One of my strongest hopes in writing Ancestor Trouble was that it might help some people feel less marooned with their own ancestor troubles. So you can imagine how touched and floored I was to find the book listed in The Atlantic by Tajja Isen—a writer and editor I deeply admire—as one of “Six Books To Read When You Want to Feel Closer to Others,” alongside great books like Saeed Jones’ Alive at the End of the World and others I need to read.
Here’s what she wrote:
Ancestor Trouble, by Maud Newton
In this deeply researched memoir, Newton explores our connections with biological family.

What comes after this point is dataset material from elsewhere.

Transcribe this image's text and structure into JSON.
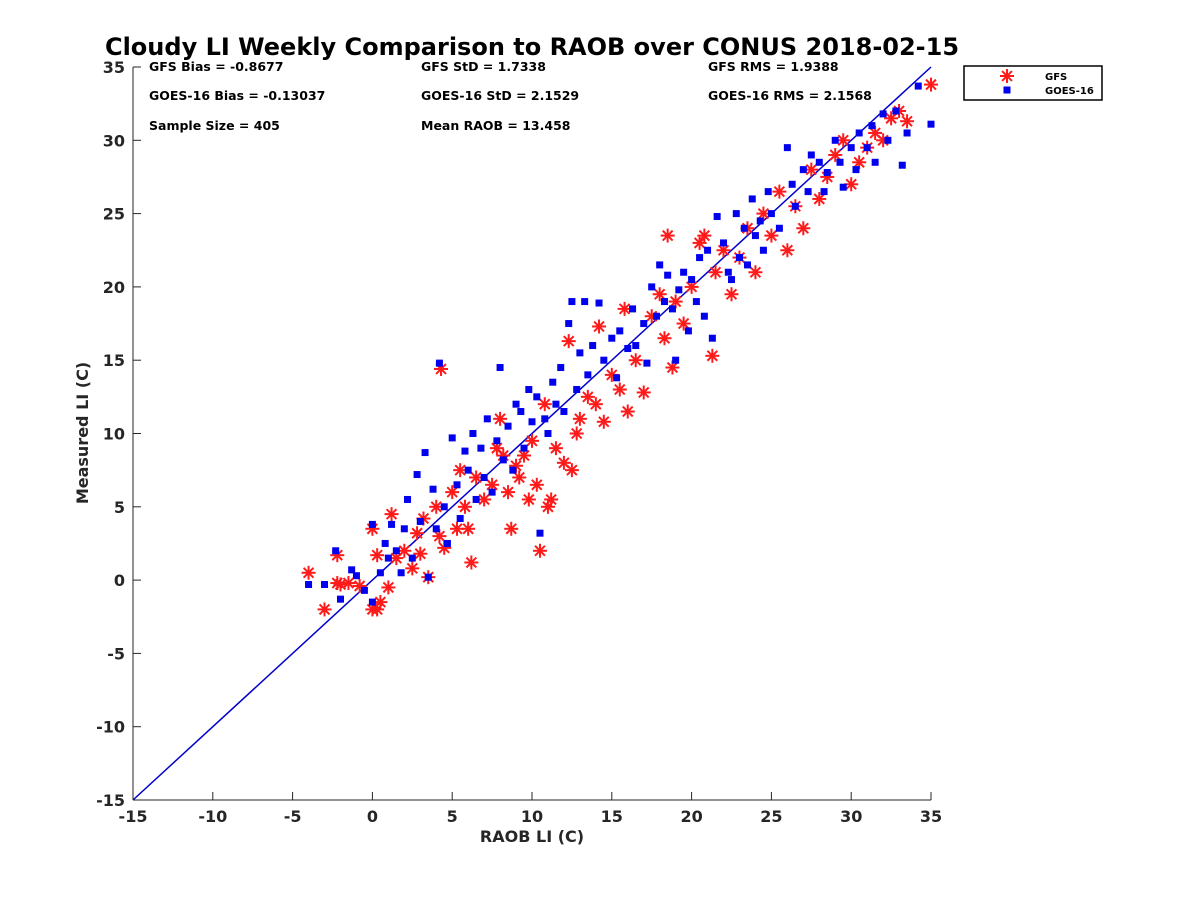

For Newton, that particular kind of relation can be vexed. She has long been fascinated by stories about the generations that preceded her, but she must also face the difficult parts of that history—for example, the virulent racism of her estranged father, the casual bigotry of her beloved grandmother, or, further back, her relatives who enslaved people. “It’s one thing to acknowledge bigotry and inhumanity where we expect it,” Newton writes; “it’s another thing to face and acknowledge it in the people we love most.” Her meticulous excavation of her family tree is both an engaging narrative and a clear-eyed reckoning. Ancestor Trouble asks not only what we owe those who came before us but also how the wrongs of our forebears inform what we owe those alive with us today. Newton has a passionate interest in the secrets of her bloodline and how they might erupt—genetically, dispositionally, psychologically—in her own life. Her research leads her into an exploration of the genealogy industry and global practices of ancestor worship, presenting a panoramic case for the value of honoring and reconciling one’s relationship to a challenging heritage.